Se embrulharam os peixes no canto do mangue do Adriático ou recicláveis, tiveram outro uso sanitário, como item de higiene pessoal.
Como ainda não havia jornais nem jornalões, os calígrafos copiadores eram conhecidos como gazeteiros.
Na hierarquia da imprensa escrita, a categoria foi sendo rebaixada até ser posta fora das redações, para o trabalho insalubre da venda direta ao público.
Na Tranquilíssima Província do Rio Grande, onde em cada esquina havia um poeta, em toda rua tinha um jornal, levou muito tempo para as técnicas da fidelização da clientela ganharem força.
Mesmo quando o bipartidarismo midiático triunfou, os periódicos não entravam em acordo.
O líder, atestado pelo Instituto Verificador de Circulação, fazia questão da venda avulsa, por batalhão de frilas, colaboradores independentes.
Antes da invasão bárbara dos flanelinhas, sinais de trânsito foram pontos de venda, respeitada a exclusividade do donatário do pedaço.
Entregador de jornal era profissão, sem nenhum glamour mas de muita confiança.
O freguês sabia que a leitura diária estaria na caixa do correio na hora certa, antes dos primeiros raios fúlgidos do sol inclemente.
Os microempreendedores volantes investiam em ativos de recebimentos futuros e certos. Lucravam no ágio que recebiam do departamento comercial das empresas e nas gorjetas dos trocos que sobravam da generosidade dos pagadores semanais.
A profissão resistiu ao tempo e às relações formais de trabalho.
Evoluiu dos pregoeiros pedestres, aos entregadores ciclistas.
Deixou pelo menos, um ícone.
Alberis.
A mais completa tradução da atividade.
Ficaram na lembrança, suas manchetes não impressas, de crimes imaginários e viúvas assassinas.
Enquanto resistirem os jornais de papel, os gazeteiros estarão em nossas vidas.
Agora anônimos, anunciam com os roncos das motocicletas, que as notícias nem tão fresquinhas, chegaram para completar o café-da-manhã.
Os recalcitrantes leitores não sentem mais o cheiro nem sujam as mãos de tinta, mas mantêm a tradição.
Gratificação especial em datas comemorativas para quem presta um serviço nem mais tão essencial.
Um singelo presente. Uma doação. Umas festas.
Na Páscoa, o jejum continua sagrado.
O pequeno envelope solto entre os páginas dobradas, tal apêndice do caderno da editoria econômica, é a cobrança antecipada.
Este ano, uma novidade à prova de esquecimento ou dificuldade logística, na resposta remuneratória.
Devido ao distanciamento pandêmico, o gazeteiro está sugerindo depósito em conta bancária.
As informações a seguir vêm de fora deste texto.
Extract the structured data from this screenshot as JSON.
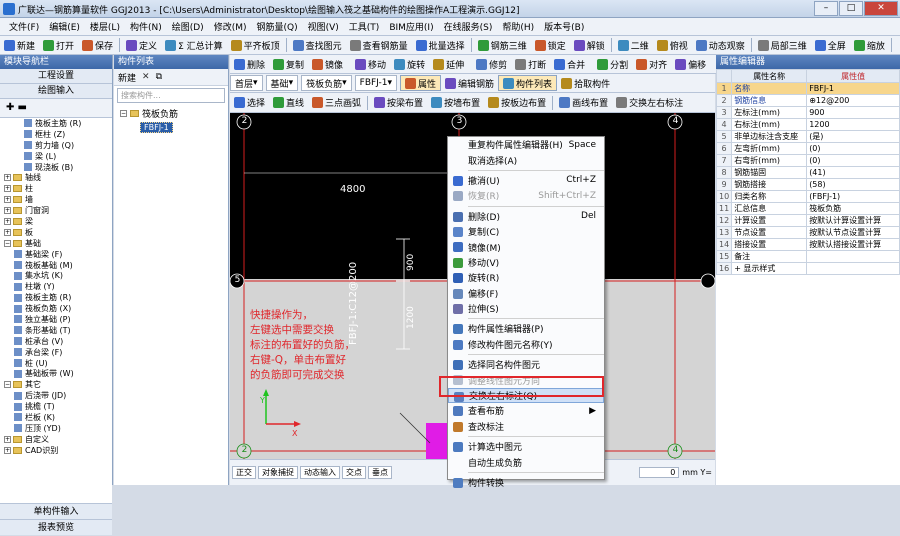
{
  "window": {
    "title": "广联达—钢筋算量软件 GGJ2013 - [C:\\Users\\Administrator\\Desktop\\绘图输入筏之基础构件的绘图操作A工程演示.GGJ12]"
  },
  "menu": [
    "文件(F)",
    "编辑(E)",
    "楼层(L)",
    "构件(N)",
    "绘图(D)",
    "修改(M)",
    "钢筋量(Q)",
    "视图(V)",
    "工具(T)",
    "BIM应用(I)",
    "在线服务(S)",
    "帮助(H)",
    "版本号(B)"
  ],
  "toolbar1": [
    "新建",
    "打开",
    "保存",
    "定义",
    "Σ 汇总计算",
    "平齐板顶",
    "查找图元",
    "查看钢筋量",
    "批量选择",
    "钢筋三维",
    "锁定",
    "解锁",
    "二维",
    "俯视",
    "动态观察",
    "局部三维",
    "全屏",
    "缩放"
  ],
  "toolbar2": [
    "删除",
    "复制",
    "镜像",
    "移动",
    "旋转",
    "延伸",
    "修剪",
    "打断",
    "合并",
    "分割",
    "对齐",
    "偏移",
    "拉伸",
    "设置夹点",
    "两点",
    "平行",
    "点角"
  ],
  "toolbar3": {
    "floor": "首层",
    "category": "基础",
    "type": "筏板负筋",
    "component": "FBFJ-1",
    "buttons": [
      "属性",
      "编辑钢筋",
      "构件列表",
      "拾取构件"
    ]
  },
  "toolbar4": [
    "选择",
    "直线",
    "三点画弧",
    "按梁布置",
    "按墙布置",
    "按板边布置",
    "画线布置",
    "交换左右标注"
  ],
  "left_nav": {
    "header": "模块导航栏",
    "buttons": [
      "工程设置",
      "绘图输入"
    ],
    "tree": [
      {
        "label": "筏板主筋 (R)",
        "level": 2,
        "kind": "item"
      },
      {
        "label": "框柱 (Z)",
        "level": 2,
        "kind": "item"
      },
      {
        "label": "剪力墙 (Q)",
        "level": 2,
        "kind": "item"
      },
      {
        "label": "梁 (L)",
        "level": 2,
        "kind": "item"
      },
      {
        "label": "现浇板 (B)",
        "level": 2,
        "kind": "item"
      },
      {
        "label": "轴线",
        "level": 0,
        "kind": "folder"
      },
      {
        "label": "柱",
        "level": 0,
        "kind": "folder"
      },
      {
        "label": "墙",
        "level": 0,
        "kind": "folder"
      },
      {
        "label": "门窗洞",
        "level": 0,
        "kind": "folder"
      },
      {
        "label": "梁",
        "level": 0,
        "kind": "folder"
      },
      {
        "label": "板",
        "level": 0,
        "kind": "folder"
      },
      {
        "label": "基础",
        "level": 0,
        "kind": "folder-open"
      },
      {
        "label": "基础梁 (F)",
        "level": 1,
        "kind": "item"
      },
      {
        "label": "筏板基础 (M)",
        "level": 1,
        "kind": "item"
      },
      {
        "label": "集水坑 (K)",
        "level": 1,
        "kind": "item"
      },
      {
        "label": "柱墩 (Y)",
        "level": 1,
        "kind": "item"
      },
      {
        "label": "筏板主筋 (R)",
        "level": 1,
        "kind": "item"
      },
      {
        "label": "筏板负筋 (X)",
        "level": 1,
        "kind": "item"
      },
      {
        "label": "独立基础 (P)",
        "level": 1,
        "kind": "item"
      },
      {
        "label": "条形基础 (T)",
        "level": 1,
        "kind": "item"
      },
      {
        "label": "桩承台 (V)",
        "level": 1,
        "kind": "item"
      },
      {
        "label": "承台梁 (F)",
        "level": 1,
        "kind": "item"
      },
      {
        "label": "桩 (U)",
        "level": 1,
        "kind": "item"
      },
      {
        "label": "基础板带 (W)",
        "level": 1,
        "kind": "item"
      },
      {
        "label": "其它",
        "level": 0,
        "kind": "folder-open"
      },
      {
        "label": "后浇带 (JD)",
        "level": 1,
        "kind": "item"
      },
      {
        "label": "挑檐 (T)",
        "level": 1,
        "kind": "item"
      },
      {
        "label": "栏板 (K)",
        "level": 1,
        "kind": "item"
      },
      {
        "label": "压顶 (YD)",
        "level": 1,
        "kind": "item"
      },
      {
        "label": "自定义",
        "level": 0,
        "kind": "folder"
      },
      {
        "label": "CAD识别",
        "level": 0,
        "kind": "folder"
      }
    ],
    "bottom_buttons": [
      "单构件输入",
      "报表预览"
    ]
  },
  "component_list": {
    "header": "构件列表",
    "toolbar": [
      "新建",
      "删除",
      "复制"
    ],
    "search_placeholder": "搜索构件...",
    "tree_root": "筏板负筋",
    "tree_item": "FBFJ-1"
  },
  "canvas": {
    "axes_top": [
      "2",
      "3",
      "4"
    ],
    "axes_bottom": [
      "2",
      "3",
      "4"
    ],
    "axis_side": "5",
    "dimension": "4800",
    "rebar_label": "FBFJ-1:C12@200",
    "dim_900": "900",
    "dim_1200": "1200",
    "hint_lines": [
      "快捷操作为，",
      "左键选中需要交换",
      "标注的布置好的负筋，",
      "右键-Q，单击布置好",
      "的负筋即可完成交换"
    ]
  },
  "context_menu": {
    "items": [
      {
        "label": "重复构件属性编辑器(H)",
        "shortcut": "Space",
        "icon": false,
        "disabled": false
      },
      {
        "label": "取消选择(A)",
        "shortcut": "",
        "icon": false,
        "disabled": false
      },
      {
        "sep": true
      },
      {
        "label": "撤消(U)",
        "shortcut": "Ctrl+Z",
        "icon": true,
        "disabled": false,
        "color": "#3a6bd1"
      },
      {
        "label": "恢复(R)",
        "shortcut": "Shift+Ctrl+Z",
        "icon": true,
        "disabled": true,
        "color": "#9aa9c4"
      },
      {
        "sep": true
      },
      {
        "label": "删除(D)",
        "shortcut": "Del",
        "icon": true,
        "disabled": false,
        "color": "#4a6fb0"
      },
      {
        "label": "复制(C)",
        "shortcut": "",
        "icon": true,
        "disabled": false,
        "color": "#5a84c9"
      },
      {
        "label": "镜像(M)",
        "shortcut": "",
        "icon": true,
        "disabled": false,
        "color": "#3d6cc0"
      },
      {
        "label": "移动(V)",
        "shortcut": "",
        "icon": true,
        "disabled": false,
        "color": "#3c9b3c"
      },
      {
        "label": "旋转(R)",
        "shortcut": "",
        "icon": true,
        "disabled": false,
        "color": "#2f5fb5"
      },
      {
        "label": "偏移(F)",
        "shortcut": "",
        "icon": true,
        "disabled": false,
        "color": "#6688bb"
      },
      {
        "label": "拉伸(S)",
        "shortcut": "",
        "icon": true,
        "disabled": false,
        "color": "#6f6fa8"
      },
      {
        "sep": true
      },
      {
        "label": "构件属性编辑器(P)",
        "shortcut": "",
        "icon": true,
        "disabled": false,
        "color": "#4477bb"
      },
      {
        "label": "修改构件图元名称(Y)",
        "shortcut": "",
        "icon": true,
        "disabled": false,
        "color": "#4d7ac2"
      },
      {
        "sep": true
      },
      {
        "label": "选择同名构件图元",
        "shortcut": "",
        "icon": true,
        "disabled": false,
        "color": "#3f70b8"
      },
      {
        "label": "调整线性图元方向",
        "shortcut": "",
        "icon": true,
        "disabled": true,
        "color": "#b5bfd0"
      },
      {
        "label": "交换左右标注(Q)",
        "shortcut": "",
        "icon": true,
        "disabled": false,
        "color": "#5a7fbf",
        "highlight": true
      },
      {
        "label": "查看布筋",
        "shortcut": "▶",
        "icon": true,
        "disabled": false,
        "color": "#4e79be"
      },
      {
        "label": "查改标注",
        "shortcut": "",
        "icon": true,
        "disabled": false,
        "color": "#c0792b"
      },
      {
        "sep": true
      },
      {
        "label": "计算选中图元",
        "shortcut": "",
        "icon": true,
        "disabled": false,
        "color": "#4c7abf"
      },
      {
        "label": "自动生成负筋",
        "shortcut": "",
        "icon": false,
        "disabled": false
      },
      {
        "sep": true
      },
      {
        "label": "构件转换",
        "shortcut": "",
        "icon": true,
        "disabled": false,
        "color": "#4f7cc0"
      }
    ]
  },
  "properties": {
    "header": "属性编辑器",
    "col_name": "属性名称",
    "col_value": "属性值",
    "rows": [
      {
        "n": "1",
        "k": "名称",
        "v": "FBFJ-1",
        "blue": true
      },
      {
        "n": "2",
        "k": "钢筋信息",
        "v": "⊕12@200",
        "blue": true
      },
      {
        "n": "3",
        "k": "左标注(mm)",
        "v": "900",
        "blue": false
      },
      {
        "n": "4",
        "k": "右标注(mm)",
        "v": "1200",
        "blue": false
      },
      {
        "n": "5",
        "k": "非单边标注含支座",
        "v": "(是)",
        "blue": false
      },
      {
        "n": "6",
        "k": "左弯折(mm)",
        "v": "(0)",
        "blue": false
      },
      {
        "n": "7",
        "k": "右弯折(mm)",
        "v": "(0)",
        "blue": false
      },
      {
        "n": "8",
        "k": "钢筋锚固",
        "v": "(41)",
        "blue": false
      },
      {
        "n": "9",
        "k": "钢筋搭接",
        "v": "(58)",
        "blue": false
      },
      {
        "n": "10",
        "k": "归类名称",
        "v": "(FBFJ-1)",
        "blue": false
      },
      {
        "n": "11",
        "k": "汇总信息",
        "v": "筏板负筋",
        "blue": false
      },
      {
        "n": "12",
        "k": "计算设置",
        "v": "按默认计算设置计算",
        "blue": false
      },
      {
        "n": "13",
        "k": "节点设置",
        "v": "按默认节点设置计算",
        "blue": false
      },
      {
        "n": "14",
        "k": "搭接设置",
        "v": "按默认搭接设置计算",
        "blue": false
      },
      {
        "n": "15",
        "k": "备注",
        "v": "",
        "blue": false
      },
      {
        "n": "16",
        "k": "+ 显示样式",
        "v": "",
        "blue": false
      }
    ]
  },
  "statusbar": {
    "items": [
      "正交",
      "对象捕捉",
      "动态输入",
      "交点",
      "垂点"
    ],
    "coord_value": "0",
    "coord_unit": "mm Y="
  },
  "colors": {
    "accent": "#3d68a8",
    "highlight_box": "#e0262b",
    "hint_text": "#e0262b",
    "canvas_grid": "#d41e1e"
  }
}
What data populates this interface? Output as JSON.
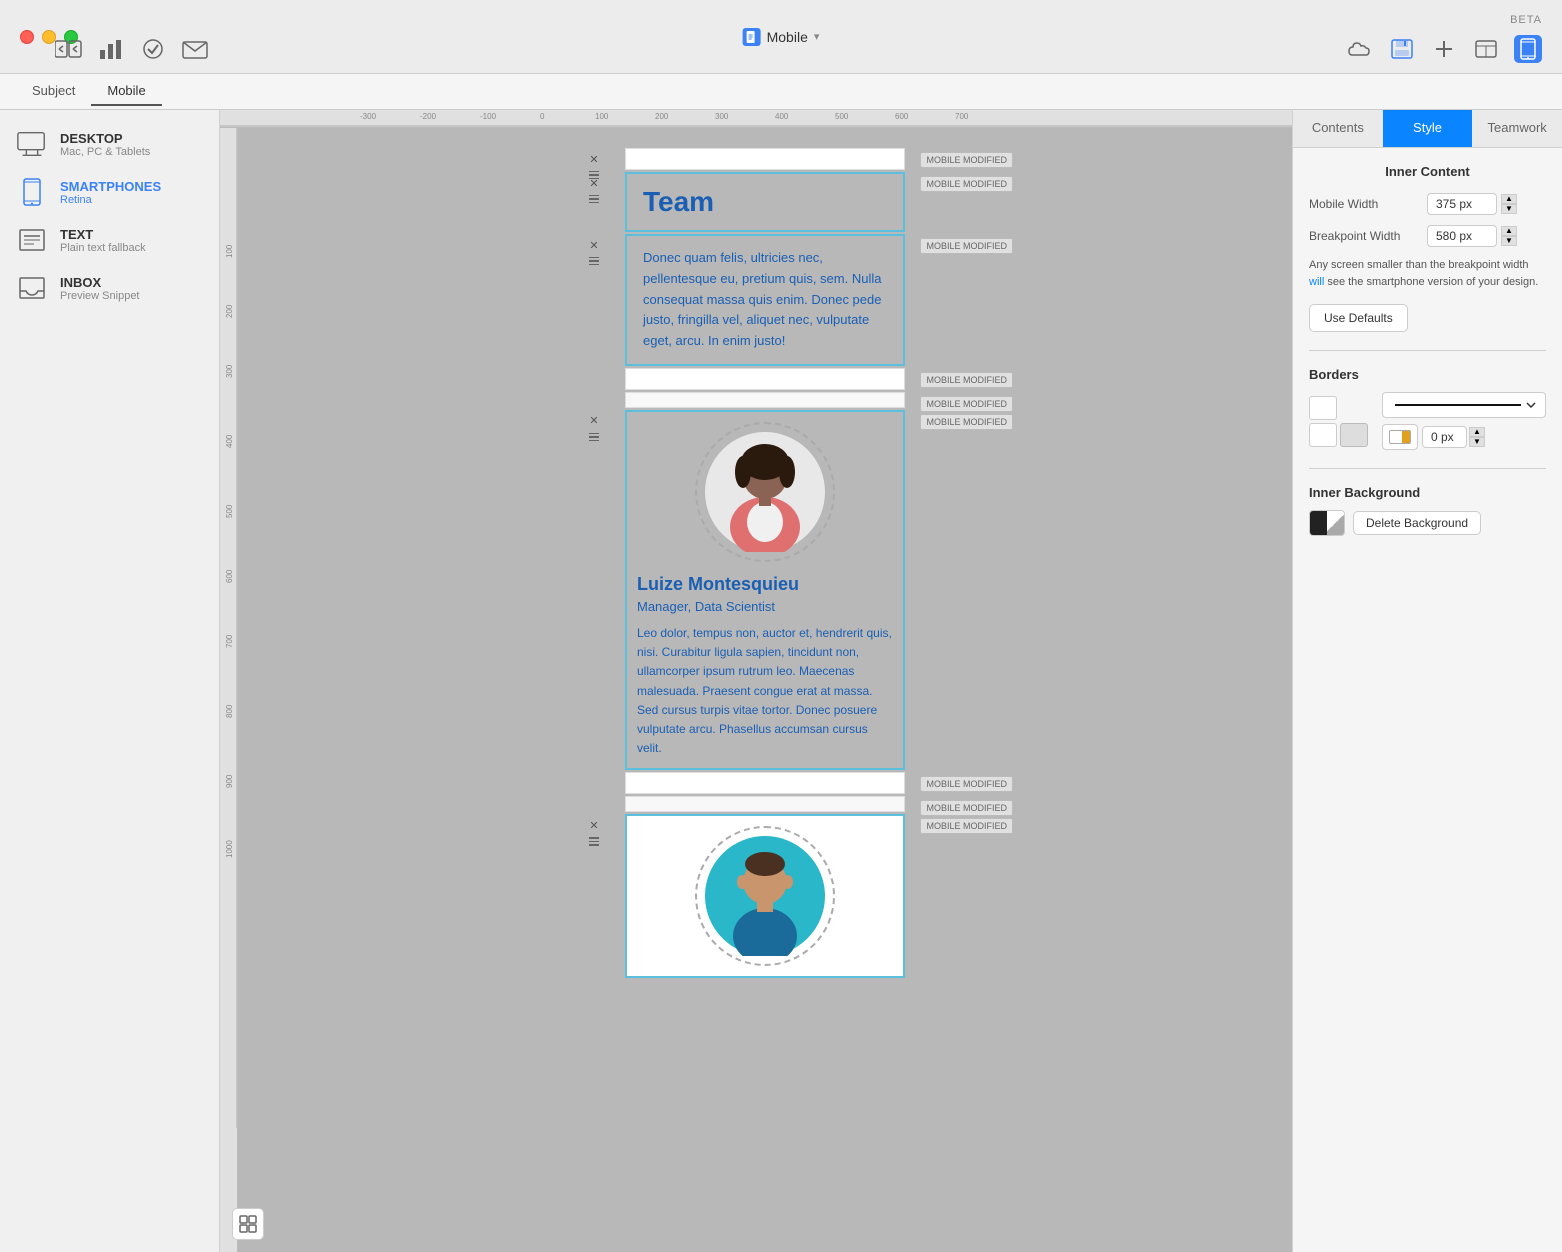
{
  "titlebar": {
    "title": "Mobile",
    "beta": "BETA",
    "dropdown_arrow": "▾"
  },
  "tabs": {
    "subject": "Subject",
    "mobile": "Mobile"
  },
  "sidebar": {
    "items": [
      {
        "id": "desktop",
        "label": "DESKTOP",
        "sublabel": "Mac, PC & Tablets"
      },
      {
        "id": "smartphones",
        "label": "SMARTPHONES",
        "sublabel": "Retina",
        "active": true
      },
      {
        "id": "text",
        "label": "TEXT",
        "sublabel": "Plain text fallback"
      },
      {
        "id": "inbox",
        "label": "INBOX",
        "sublabel": "Preview Snippet"
      }
    ]
  },
  "canvas": {
    "modified_badge": "MOBILE MODIFIED",
    "heading": "Team",
    "body_text": "Donec quam felis, ultricies nec, pellentesque eu, pretium quis, sem. Nulla consequat massa quis enim. Donec pede justo, fringilla vel, aliquet nec, vulputate eget, arcu. In enim justo!",
    "profile1": {
      "name": "Luize Montesquieu",
      "title": "Manager, Data Scientist",
      "bio": "Leo dolor, tempus non, auctor et, hendrerit quis, nisi. Curabitur ligula sapien, tincidunt non, ullamcorper ipsum rutrum leo. Maecenas malesuada. Praesent congue erat at massa. Sed cursus turpis vitae tortor. Donec posuere vulputate arcu. Phasellus accumsan cursus velit."
    }
  },
  "right_panel": {
    "tabs": {
      "contents": "Contents",
      "style": "Style",
      "teamwork": "Teamwork"
    },
    "inner_content": {
      "title": "Inner Content",
      "mobile_width_label": "Mobile Width",
      "mobile_width_value": "375 px",
      "breakpoint_width_label": "Breakpoint Width",
      "breakpoint_width_value": "580 px",
      "info_text": "Any screen smaller than the breakpoint width will see the smartphone version of your design.",
      "use_defaults_btn": "Use Defaults"
    },
    "borders": {
      "title": "Borders",
      "border_px": "0 px"
    },
    "inner_background": {
      "title": "Inner Background",
      "delete_btn": "Delete Background"
    }
  }
}
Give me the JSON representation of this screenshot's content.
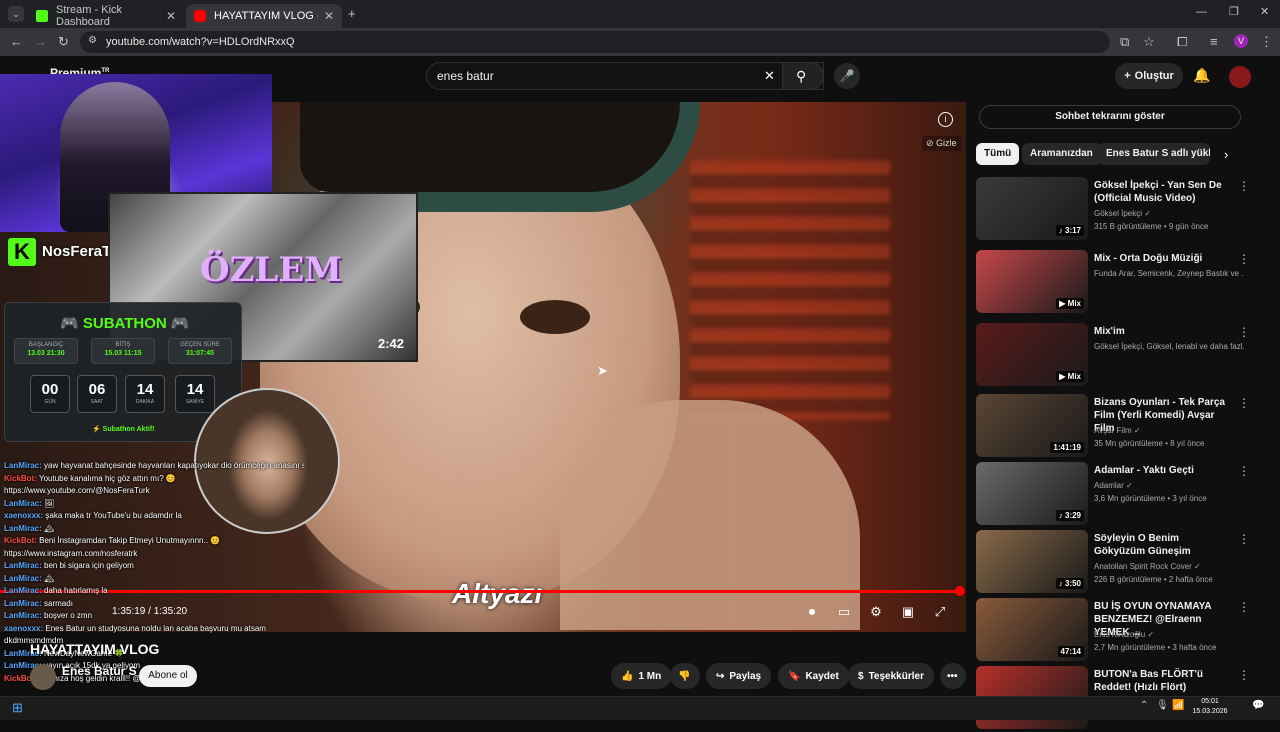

E deixa anotada, a chave do pix.
Una gazzetta di Venezia
Parabéns Domício!
Você tem magia para lidar com as palavras, e traz conhecimento velho/novo, sempre.
Nasci em Natal, e , ainda criança, por volta de 1954, 1955, conheci como gazeteiro, um negro chamado Cambraia, que vendia jornal pelas ruas da cidade, cantando as notícias, era bonito de ver…
Estamos na idade de contar essas estórias.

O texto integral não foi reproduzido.